Olson's sister, Emily, who lives in Duluth, was called immediately. If need be, a friend who works in law enforcement would drive to Duluth and bring her to the hospital.

When his scans came back, there was no internal bleeding and his fractures were stable so there was no need to be airlifted to another hospital.

Officer Tony Golden of the Alexandria Police Department stayed in Olson's room so that he would always have family by his side, which Bethany said meant a lot to the family and that she appreciated more than Golden probably knew. Olson was discharged from Alomere Health on Aug. 2.

Lifesavers

Olson said that some people don't wear helmets because they feel they don't look good or that it makes them less cool. Since he started riding motorcycle three years ago, he has always worn protective gear.
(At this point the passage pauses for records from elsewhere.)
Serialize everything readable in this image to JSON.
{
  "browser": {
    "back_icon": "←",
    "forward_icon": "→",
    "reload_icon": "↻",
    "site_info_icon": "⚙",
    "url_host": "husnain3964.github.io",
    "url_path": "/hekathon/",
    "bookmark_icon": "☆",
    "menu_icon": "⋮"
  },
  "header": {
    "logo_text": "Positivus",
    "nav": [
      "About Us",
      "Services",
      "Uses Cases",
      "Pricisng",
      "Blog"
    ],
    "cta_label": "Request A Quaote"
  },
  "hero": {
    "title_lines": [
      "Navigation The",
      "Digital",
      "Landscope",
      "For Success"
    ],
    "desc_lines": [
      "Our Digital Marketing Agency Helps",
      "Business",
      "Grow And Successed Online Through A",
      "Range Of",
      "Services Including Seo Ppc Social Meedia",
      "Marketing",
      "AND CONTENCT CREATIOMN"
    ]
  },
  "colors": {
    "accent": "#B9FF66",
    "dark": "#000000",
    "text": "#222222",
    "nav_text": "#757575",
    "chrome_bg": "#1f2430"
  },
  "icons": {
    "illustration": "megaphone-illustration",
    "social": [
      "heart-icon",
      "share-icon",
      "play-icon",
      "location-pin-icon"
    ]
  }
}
"Look at my helmet. It's pretty awesome," he said, pointing to the scratched-up helmet sitting beside him on his bed. "And I look pretty awesome when I wear it. Kind of badass."

Olson made a deal with his parents when he bought his motorcycle. They would buy his protective gear - consisting of a full-face helmet, leather vest and gloves and motorcycle boots - if he promised to always wear it.

He has kept that promise.

"I have seen pictures of people who wear flip-flops when riding and crash. It's awful and not pretty," he said. "That's why I always wear my boots."

Neither Olson nor his parents understand why people would not wear protective gear when riding a motorcycle. If they crash without it, the results are almost never good, they said.

Because Olson was 17 when he got his motorcycle permit, he was required to take a class through the technical college.

"That class helped to save my life," he said. "I learned so much from it and was taught what to do and what not to do if a crash happened. I used the skills I learned when I crashed my bike."

Olson also said his hands would have been "minced meat" if not for his gloves, and he couldn't stress enough the importance of wearing protective gear.

"I told him I would go out and buy him the exact same gear because I know it saved his life," his mother said.

She also said that it was never a question of if her son would ever crash his motorcycle, but when. That is no reflection on how well he drove.

"I've been told that if you don't ever have a crash, then you'll never have a story to tell," Bethany Olson said, smiling at her son.

After the family knew that he would recover, Bethany Olson told her son she had good news and bad news. Alex wanted to hear the good news right away.

"The good news is your bike is fixable," she told him, then quickly added, "The bad news is, your bike is fixable."